The study attempts to explain a sharp falloff in corporate tax receipts, which are at their lowest level in 20 years compared with the size of the economy, and which continued falling even as the economy rebounded in 2002 and 2003, according to the Congressional Budget Office.
But in targeting its analysis to the years President Bush has been in office, the group coupled its study with sharply partisan criticism of the administration's economic policies. The study focuses on the ways in which corporations can shelter their profits from taxes, an issue that predates Bush but which CTJ says has been increasing under the current administration.
Officials from several of the companies included in the study disputed the group's conclusions, and the Treasury Department blames recession and slow recovery for declining payments.
"The administration has aggressively pursued economic policies to get the economy back on track," said Treasury spokeswoman Tara Bradshaw.
The 275 companies reported almost $1.1 trillion in profit to their shareholders over the past three years, according to the group's analysis, which examined the Securities and Exchange Commission records of Fortune 500 companies that made money during that period.
The just over $200 billion that the companies paid to the Internal Revenue Service, the analysis said, yielded an effective tax rate of 18.4 percent on their total profit -- about half of the 35 percent corporate income tax rate. Over the three years, the effective rate dropped from 21.4 percent in 2001 to an average of 17.2 percent in 2002 and 2003.
The study did not contend that the companies broke any laws. But it noted that by taking advantage of new tax breaks for business investment, rising tax write-offs for employee stock options and a plethora of tax credits, the companies were able to shelter about half of their profits from taxation.
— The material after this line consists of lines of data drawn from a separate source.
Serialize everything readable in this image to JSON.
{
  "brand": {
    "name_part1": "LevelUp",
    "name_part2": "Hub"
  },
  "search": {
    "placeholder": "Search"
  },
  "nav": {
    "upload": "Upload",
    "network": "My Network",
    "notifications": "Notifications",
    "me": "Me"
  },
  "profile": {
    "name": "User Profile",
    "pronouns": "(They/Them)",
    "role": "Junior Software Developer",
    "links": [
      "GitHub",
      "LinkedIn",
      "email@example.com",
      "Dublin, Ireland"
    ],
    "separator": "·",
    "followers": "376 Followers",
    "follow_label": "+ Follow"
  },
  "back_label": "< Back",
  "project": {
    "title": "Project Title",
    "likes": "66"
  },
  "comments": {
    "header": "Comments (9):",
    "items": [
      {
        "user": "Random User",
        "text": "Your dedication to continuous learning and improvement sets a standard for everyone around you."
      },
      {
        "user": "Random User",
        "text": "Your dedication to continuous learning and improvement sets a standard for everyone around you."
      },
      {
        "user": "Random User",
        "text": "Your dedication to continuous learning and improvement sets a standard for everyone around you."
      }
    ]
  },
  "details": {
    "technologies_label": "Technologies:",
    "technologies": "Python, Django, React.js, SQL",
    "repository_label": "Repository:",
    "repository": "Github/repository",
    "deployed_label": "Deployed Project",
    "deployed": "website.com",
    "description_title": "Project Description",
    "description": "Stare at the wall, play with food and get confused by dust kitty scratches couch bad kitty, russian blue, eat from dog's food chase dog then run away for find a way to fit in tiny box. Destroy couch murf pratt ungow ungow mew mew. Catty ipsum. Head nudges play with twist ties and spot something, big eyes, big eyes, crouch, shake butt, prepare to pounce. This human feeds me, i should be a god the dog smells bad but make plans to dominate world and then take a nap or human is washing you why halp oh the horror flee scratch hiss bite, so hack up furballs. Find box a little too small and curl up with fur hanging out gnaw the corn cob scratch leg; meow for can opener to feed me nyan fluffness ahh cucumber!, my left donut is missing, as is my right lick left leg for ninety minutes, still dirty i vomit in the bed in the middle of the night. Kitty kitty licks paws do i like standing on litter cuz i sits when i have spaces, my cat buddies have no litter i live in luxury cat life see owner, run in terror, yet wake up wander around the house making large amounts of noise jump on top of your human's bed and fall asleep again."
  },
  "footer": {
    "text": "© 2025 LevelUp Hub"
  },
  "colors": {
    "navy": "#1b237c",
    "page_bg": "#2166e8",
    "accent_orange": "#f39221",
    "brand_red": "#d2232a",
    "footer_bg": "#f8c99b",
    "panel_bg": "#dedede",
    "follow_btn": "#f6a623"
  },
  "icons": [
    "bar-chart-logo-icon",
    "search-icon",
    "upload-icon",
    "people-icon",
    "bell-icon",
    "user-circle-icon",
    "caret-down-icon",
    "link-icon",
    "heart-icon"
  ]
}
Citizens for Tax Justice is widely recognized as liberal-leaning, but its periodic corporate tax reports have proved influential in the past. One such analysis helped launch the tax reform movement of the 1980s.
Analysts for the organization said that the study released yesterday reflects broader trends in corporate taxation. That is unclear, however. The Congressional Research Service concluded in a recent study, for example, that the effective tax rate for all corporations was 24.6 percent -- substantially higher than the sample analyzed by CTJ.